With all her perfections on her head, my Lady Dedlock has come up from her place in Lincolnshire (hotly pursued by the fashionable intelligence) to pass a few days at her house in town previous to her departure for Paris, where her ladyship intends to stay some weeks, after which her movements are uncertain. And at her house in town, upon this muddy, murky afternoon, presents himself an old- fashioned old gentleman, attorney-at-law and eke solicitor of the High Court of Chancery, who has the honour of acting as legal adviser of the Dedlocks and has as many cast-iron boxes in his office with that name outside as if the present baronet were the coin of the conjuror's trick and were constantly being juggled through the whole set.

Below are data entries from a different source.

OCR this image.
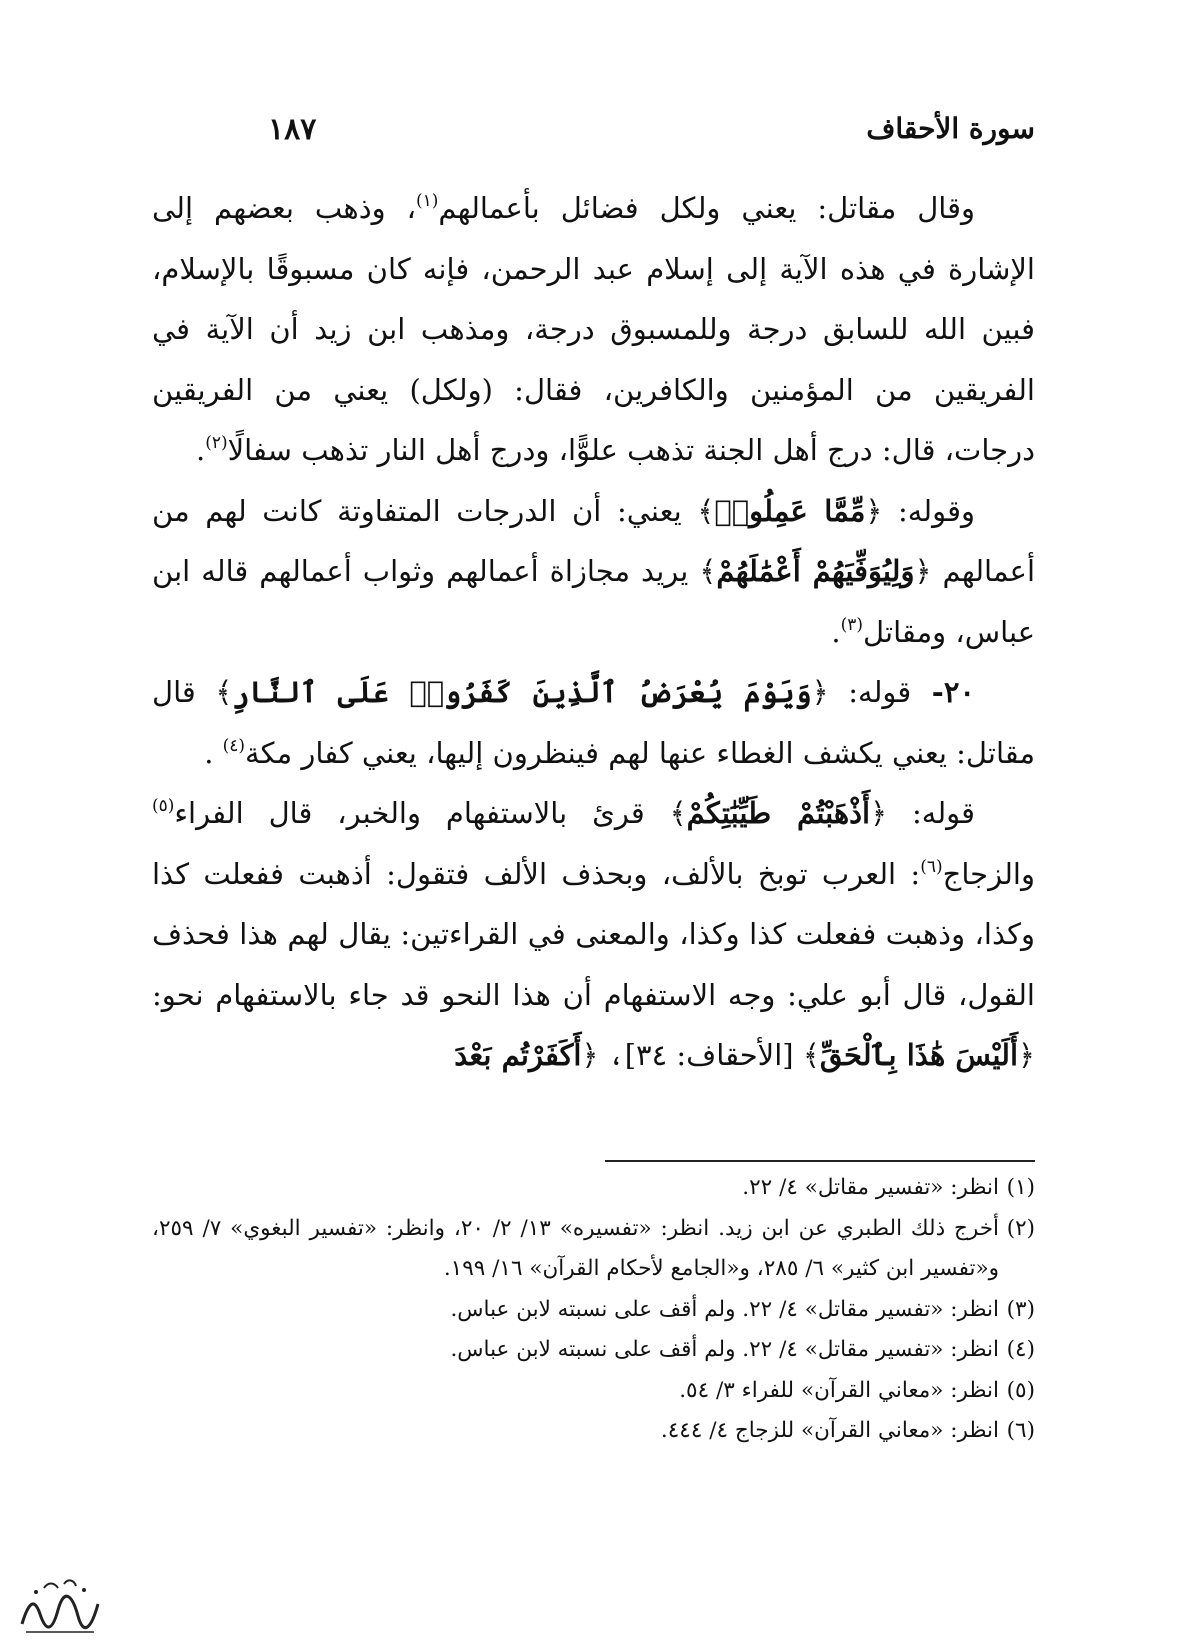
سورة الأحقاف
١٨٧

وقال مقاتل: يعني ولكل فضائل بأعمالهم$^{(١)}$، وذهب بعضهم إلى الإشارة في هذه الآية إلى إسلام عبد الرحمن، فإنه كان مسبوقًا بالإسلام، فبين الله للسابق درجة وللمسبوق درجة، ومذهب ابن زيد أن الآية في الفريقين من المؤمنين والكافرين، فقال: (ولكل) يعني من الفريقين درجات، قال: درج أهل الجنة تذهب علوًّا، ودرج أهل النار تذهب سفالًا$^{(٢)}$.

وقوله: ﴿مِّمَّا عَمِلُوا۟﴾ يعني: أن الدرجات المتفاوتة كانت لهم من أعمالهم ﴿وَلِيُوَفِّيَهُمْ أَعْمَٰلَهُمْ﴾ يريد مجازاة أعمالهم وثواب أعمالهم قاله ابن عباس، ومقاتل$^{(٣)}$.

٢٠- قوله: ﴿وَيَوْمَ يُعْرَضُ ٱلَّذِينَ كَفَرُوا۟ عَلَى ٱلنَّارِ﴾ قال مقاتل: يعني يكشف الغطاء عنها لهم فينظرون إليها، يعني كفار مكة$^{(٤)}$ .

قوله: ﴿أَذْهَبْتُمْ طَيِّبَٰتِكُمْ﴾ قرئ بالاستفهام والخبر، قال الفراء$^{(٥)}$ والزجاج$^{(٦)}$: العرب توبخ بالألف، وبحذف الألف فتقول: أذهبت ففعلت كذا وكذا، وذهبت ففعلت كذا وكذا، والمعنى في القراءتين: يقال لهم هذا فحذف القول، قال أبو علي: وجه الاستفهام أن هذا النحو قد جاء بالاستفهام نحو: ﴿أَلَيْسَ هَٰذَا بِٱلْحَقِّ﴾ [الأحقاف: ٣٤]، ﴿أَكَفَرْتُم بَعْدَ

(١)انظر: «تفسير مقاتل» ٤/ ٢٢.

(٢)أخرج ذلك الطبري عن ابن زيد. انظر: «تفسيره» ١٣/ ٢/ ٢٠، وانظر: «تفسير البغوي» ٧/ ٢٥٩، و«تفسير ابن كثير» ٦/ ٢٨٥، و«الجامع لأحكام القرآن» ١٦/ ١٩٩.

(٣)انظر: «تفسير مقاتل» ٤/ ٢٢. ولم أقف على نسبته لابن عباس.

(٤)انظر: «تفسير مقاتل» ٤/ ٢٢. ولم أقف على نسبته لابن عباس.

(٥)انظر: «معاني القرآن» للفراء ٣/ ٥٤.

(٦)انظر: «معاني القرآن» للزجاج ٤/ ٤٤٤.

Across the hall, and up the stairs, and along the passages, and through the rooms, which are very brilliant in the season and very dismal out of it--fairy-land to visit, but a desert to live in--the old gentleman is conducted by a Mercury in powder to my Lady's presence.
The old gentleman is rusty to look at, but is reputed to have made good thrift out of aristocratic marriage settlements and aristocratic wills, and to be very rich. He is surrounded by a mysterious halo of family confidences, of which he is known to be the silent depository. There are noble mausoleums rooted for centuries in retired glades of parks among the growing timber and the fern, which perhaps hold fewer noble secrets than walk abroad among men, shut up in the breast of Mr. Tulkinghorn.